I also began to find that those questions John had asked me birthed more question, questions that weren’t sufficiently answered for me by Complementarian sources or arguments. The individual Egalitarian arguments and the overall theme of their beliefs were answering my questions though and seemed to fit better with the main threads of the Bible.
This scared the heck out of me. I did not want to consider that I could have been wrong about what I had always believed. If I was wrong this would change my life forever. I had a choice. I could stop looking for answers and keep going in the same direction where I had very little opposition or I could keep searching for Truth.
I cried a lot those days and struggled with fear. If I found out that I was wrong what would happen to me? What would my family think? In Jerry Falwell town would I ever find a man who would love me and was ok with mutual leadership too? What about the internet people? How would they respond when I came out about my theology change?
My heart knew two things: First, finding Truth was more important than anything I feared and second, I could hear God’s voice calling me to trust Him.
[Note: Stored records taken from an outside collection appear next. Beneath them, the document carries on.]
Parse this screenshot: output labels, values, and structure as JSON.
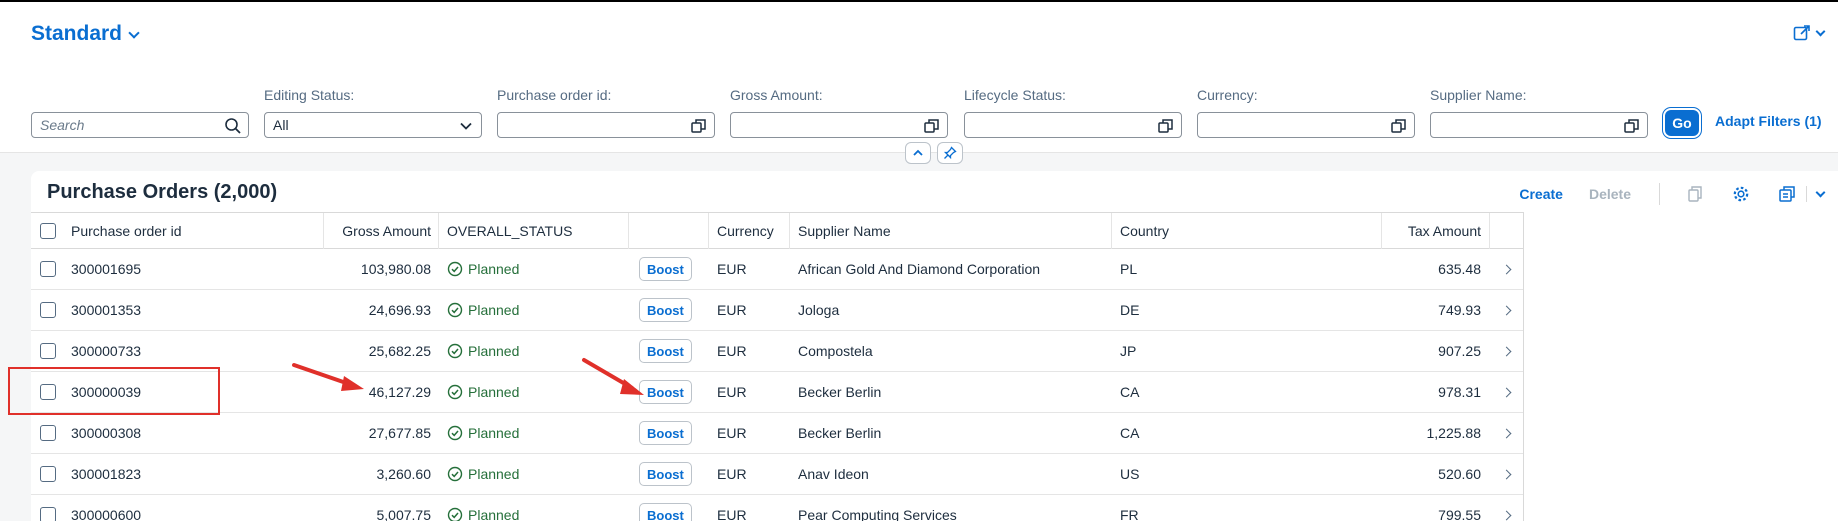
{
  "variant": {
    "title": "Standard"
  },
  "filters": {
    "search": {
      "placeholder": "Search"
    },
    "editing_status": {
      "label": "Editing Status:",
      "value": "All"
    },
    "purchase_order_id": {
      "label": "Purchase order id:"
    },
    "gross_amount": {
      "label": "Gross Amount:"
    },
    "lifecycle_status": {
      "label": "Lifecycle Status:"
    },
    "currency": {
      "label": "Currency:"
    },
    "supplier_name": {
      "label": "Supplier Name:"
    },
    "go_label": "Go",
    "adapt_label": "Adapt Filters (1)"
  },
  "table": {
    "title": "Purchase Orders (2,000)",
    "toolbar": {
      "create": "Create",
      "delete": "Delete"
    },
    "columns": [
      "Purchase order id",
      "Gross Amount",
      "OVERALL_STATUS",
      "",
      "Currency",
      "Supplier Name",
      "Country",
      "Tax Amount"
    ],
    "rows": [
      {
        "id": "300001695",
        "gross": "103,980.08",
        "status": "Planned",
        "action": "Boost",
        "currency": "EUR",
        "supplier": "African Gold And Diamond Corporation",
        "country": "PL",
        "tax": "635.48"
      },
      {
        "id": "300001353",
        "gross": "24,696.93",
        "status": "Planned",
        "action": "Boost",
        "currency": "EUR",
        "supplier": "Jologa",
        "country": "DE",
        "tax": "749.93"
      },
      {
        "id": "300000733",
        "gross": "25,682.25",
        "status": "Planned",
        "action": "Boost",
        "currency": "EUR",
        "supplier": "Compostela",
        "country": "JP",
        "tax": "907.25"
      },
      {
        "id": "300000039",
        "gross": "46,127.29",
        "status": "Planned",
        "action": "Boost",
        "currency": "EUR",
        "supplier": "Becker Berlin",
        "country": "CA",
        "tax": "978.31"
      },
      {
        "id": "300000308",
        "gross": "27,677.85",
        "status": "Planned",
        "action": "Boost",
        "currency": "EUR",
        "supplier": "Becker Berlin",
        "country": "CA",
        "tax": "1,225.88"
      },
      {
        "id": "300001823",
        "gross": "3,260.60",
        "status": "Planned",
        "action": "Boost",
        "currency": "EUR",
        "supplier": "Anav Ideon",
        "country": "US",
        "tax": "520.60"
      },
      {
        "id": "300000600",
        "gross": "5,007.75",
        "status": "Planned",
        "action": "Boost",
        "currency": "EUR",
        "supplier": "Pear Computing Services",
        "country": "FR",
        "tax": "799.55"
      }
    ]
  },
  "colors": {
    "accent": "#0a6ed1",
    "positive": "#256f3a",
    "annotation": "#e0302a"
  },
  "icons": [
    "chevron-down-icon",
    "share-icon",
    "search-icon",
    "value-help-icon",
    "collapse-icon",
    "pin-icon",
    "copy-icon",
    "settings-icon",
    "export-icon",
    "success-icon",
    "nav-arrow-icon"
  ]
}
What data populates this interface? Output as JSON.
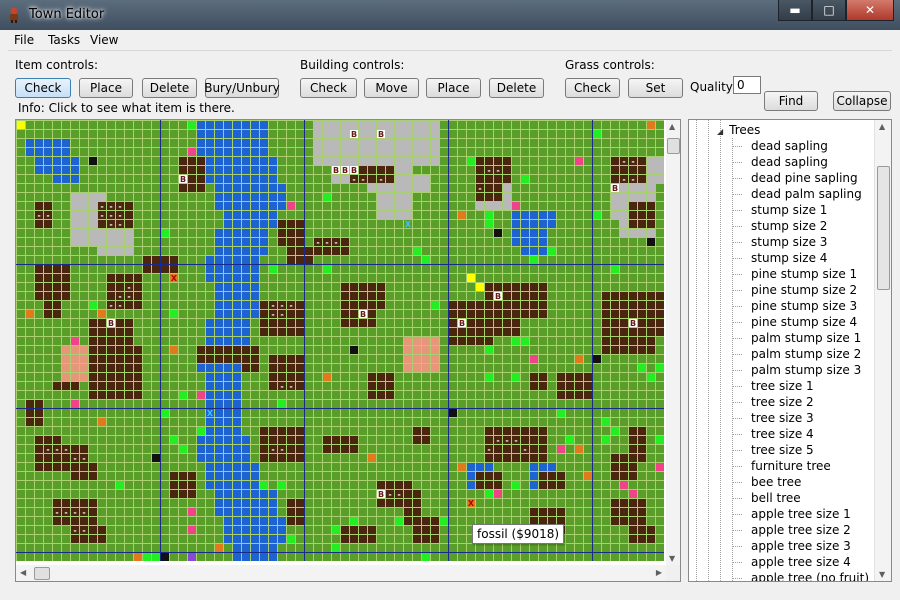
{
  "window": {
    "title": "Town Editor",
    "minimize": "▬",
    "maximize": "□",
    "close": "✕"
  },
  "menu": [
    "File",
    "Tasks",
    "View"
  ],
  "item_controls": {
    "label": "Item controls:",
    "buttons": [
      "Check",
      "Place",
      "Delete",
      "Bury/Unbury"
    ]
  },
  "building_controls": {
    "label": "Building controls:",
    "buttons": [
      "Check",
      "Move",
      "Place",
      "Delete"
    ]
  },
  "grass_controls": {
    "label": "Grass controls:",
    "buttons": [
      "Check",
      "Set"
    ],
    "quality_label": "Quality:",
    "quality_value": "0"
  },
  "find_button": "Find",
  "collapse_button": "Collapse",
  "info_text": "Info:  Click to see what item is there.",
  "tooltip": "fossil ($9018)",
  "map": {
    "colors": {
      "grass": "#5a9e2a",
      "grid": "#a8d070",
      "water": "#1e64d0",
      "stone": "#b9b9b9",
      "building": "#4a260e",
      "sand": "#e8967a",
      "orange": "#e07a1a",
      "green_item": "#22ee22",
      "pink_item": "#f0448a",
      "yellow_item": "#ffff00",
      "purple_item": "#8a4ad0",
      "black_item": "#111111",
      "acre_line": "#1a2a8a"
    },
    "cell_labels": {
      "B": "B",
      "dash": "-",
      "X": "X"
    }
  },
  "tree": {
    "root": "Trees",
    "items": [
      "dead sapling",
      "dead sapling",
      "dead pine sapling",
      "dead palm sapling",
      "stump size 1",
      "stump size 2",
      "stump size 3",
      "stump size 4",
      "pine stump size 1",
      "pine stump size 2",
      "pine stump size 3",
      "pine stump size 4",
      "palm stump size 1",
      "palm stump size 2",
      "palm stump size 3",
      "tree size 1",
      "tree size 2",
      "tree size 3",
      "tree size 4",
      "tree size 5",
      "furniture tree",
      "bee tree",
      "bell tree",
      "apple tree size 1",
      "apple tree size 2",
      "apple tree size 3",
      "apple tree size 4",
      "apple tree (no fruit)"
    ]
  }
}
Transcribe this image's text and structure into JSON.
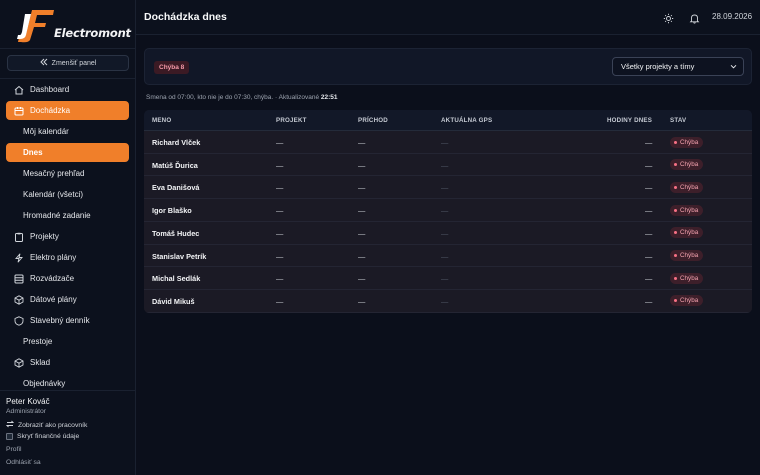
{
  "brand": {
    "name": "Electromont"
  },
  "sidebar": {
    "collapse_label": "Zmenšiť panel",
    "items": [
      {
        "label": "Dashboard",
        "icon": "home-icon"
      },
      {
        "label": "Dochádzka",
        "icon": "calendar-icon"
      },
      {
        "label": "Môj kalendár"
      },
      {
        "label": "Dnes"
      },
      {
        "label": "Mesačný prehľad"
      },
      {
        "label": "Kalendár (všetci)"
      },
      {
        "label": "Hromadné zadanie"
      },
      {
        "label": "Projekty",
        "icon": "clipboard-icon"
      },
      {
        "label": "Elektro plány",
        "icon": "lightning-icon"
      },
      {
        "label": "Rozvádzače",
        "icon": "server-icon"
      },
      {
        "label": "Dátové plány",
        "icon": "box-icon"
      },
      {
        "label": "Stavebný denník",
        "icon": "shield-icon"
      },
      {
        "label": "Prestoje"
      },
      {
        "label": "Sklad",
        "icon": "box-icon"
      },
      {
        "label": "Objednávky"
      }
    ]
  },
  "user": {
    "name": "Peter Kováč",
    "role": "Administrátor",
    "view_as_worker": "Zobraziť ako pracovník",
    "hide_finance": "Skryť finančné údaje",
    "profile": "Profil",
    "logout": "Odhlásiť sa"
  },
  "header": {
    "title": "Dochádzka dnes",
    "date": "28.09.2026"
  },
  "filter": {
    "error_badge": "Chýba 8",
    "select_value": "Všetky projekty a tímy"
  },
  "info": {
    "text": "Smena od 07:00, kto nie je do 07:30, chýba. · Aktualizované",
    "time": "22:51"
  },
  "table": {
    "columns": [
      "MENO",
      "PROJEKT",
      "PRÍCHOD",
      "AKTUÁLNA GPS",
      "HODINY DNES",
      "STAV"
    ],
    "rows": [
      {
        "name": "Richard Vlček",
        "project": "—",
        "arrival": "—",
        "gps": "—",
        "hours": "—",
        "status": "Chýba"
      },
      {
        "name": "Matúš Ďurica",
        "project": "—",
        "arrival": "—",
        "gps": "—",
        "hours": "—",
        "status": "Chýba"
      },
      {
        "name": "Eva Danišová",
        "project": "—",
        "arrival": "—",
        "gps": "—",
        "hours": "—",
        "status": "Chýba"
      },
      {
        "name": "Igor Blaško",
        "project": "—",
        "arrival": "—",
        "gps": "—",
        "hours": "—",
        "status": "Chýba"
      },
      {
        "name": "Tomáš Hudec",
        "project": "—",
        "arrival": "—",
        "gps": "—",
        "hours": "—",
        "status": "Chýba"
      },
      {
        "name": "Stanislav Petrík",
        "project": "—",
        "arrival": "—",
        "gps": "—",
        "hours": "—",
        "status": "Chýba"
      },
      {
        "name": "Michal Sedlák",
        "project": "—",
        "arrival": "—",
        "gps": "—",
        "hours": "—",
        "status": "Chýba"
      },
      {
        "name": "Dávid Mikuš",
        "project": "—",
        "arrival": "—",
        "gps": "—",
        "hours": "—",
        "status": "Chýba"
      }
    ]
  },
  "colors": {
    "accent": "#f07f2a",
    "error": "#f87185",
    "background": "#0b0f1b"
  }
}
To make a long story short, I kept asking questions and studying the Word for hours upon hours. As of now I have avidly studied the Egal/Comp debate for a year and a half. I have spent hours every week devoted to this subject, reading the Bible, looking up the original language, reading up on Biblical culture, listening to arguments on both sides, studying commentaries, hearing personal stories and considering the fruit of the two doctrines. The answers I found led me on a completely new path. And this is how I came to accept Egalitarianism.
As for my fears? I'm doing better than ever before. The new freedom has created more opportunities for me to serve the Lord and has given me a sense of fulfillment I had been missing. My family is so loving. Even if we don’t see eye to eye on everything little thing we are at a place where we just embrace each other for who we are and hug every chance we get. As you know, I did find a man who is not only ok with my beliefs but extremely supportive. Will and I are so crazy in love and I can’t imagine our marriage being any better. As for the internet backlash? Well, I’m still trying to figure out how to cope and handle that. Some of you are so very kind... even if you disagree with me. Others... not so much. However, for those who have encouraged me, your encouragement goes a LONG way. And I want to thank you each of you who have reached out and supported me as a person during this journey.
And to John... thank you for encouraging me to start asking questions. I really appreciate your humility in all of this.